Netanyahu’s office said in a statement: “The prime minister has made a balanced decision that allows for religious freedom within the limits of the security needs as established by heads of the security establishment. Any reports to the contrary are false.”
Netanyahu, who fears becoming more vulnerable in his three ongoing corruption trials if he is ousted from office when the war ends, is widely believed in Israel to be prioritising the desires of his far-right coalition partners, who have repeatedly threatened to collapse his government over concessions to either Hamas or Palestinians in general.
The prime minister has also been accused of slow-walking ceasefire talks. Netanyahu said on Saturday that while he had sent a delegation to ceasefire talks in Cairo last week at Joe Biden’s request, he did not see what would be gained by sending them again.
While the US, Israel’s most important ally, has provided crucial military support and diplomatic cover for the Israeli war effort, relations between Joe Biden and Netanyahu have reached a nadir over the colossal, and growing, death toll in Gaza.

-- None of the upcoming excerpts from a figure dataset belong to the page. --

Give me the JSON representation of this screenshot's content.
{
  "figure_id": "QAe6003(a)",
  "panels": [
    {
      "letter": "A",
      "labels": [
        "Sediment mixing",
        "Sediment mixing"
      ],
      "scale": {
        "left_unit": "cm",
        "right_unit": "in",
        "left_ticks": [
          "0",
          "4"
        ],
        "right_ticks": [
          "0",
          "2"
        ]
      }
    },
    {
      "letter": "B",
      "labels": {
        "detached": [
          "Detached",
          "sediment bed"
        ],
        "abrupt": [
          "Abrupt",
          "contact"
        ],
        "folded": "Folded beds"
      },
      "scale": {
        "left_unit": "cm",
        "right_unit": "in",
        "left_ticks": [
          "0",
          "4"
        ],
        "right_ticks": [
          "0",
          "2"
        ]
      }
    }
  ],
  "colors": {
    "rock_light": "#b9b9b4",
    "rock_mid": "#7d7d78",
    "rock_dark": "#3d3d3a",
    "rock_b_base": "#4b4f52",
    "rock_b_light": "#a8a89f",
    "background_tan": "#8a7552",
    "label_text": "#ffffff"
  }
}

A total of 29,000 Palestinians trapped in the coastal territory have been killed in the fighting. About 85% of the population have been displaced from their homes, and one in four are starving, according to the UN.
The war, now in its fifth month, was triggered by Hamas’s attack on Israel on 7 October last year, when 1,200 people were killed and 250 taken hostage. Of the remaining 130 hostages still in Gaza, about 30 are presumed dead, according to Israeli officials.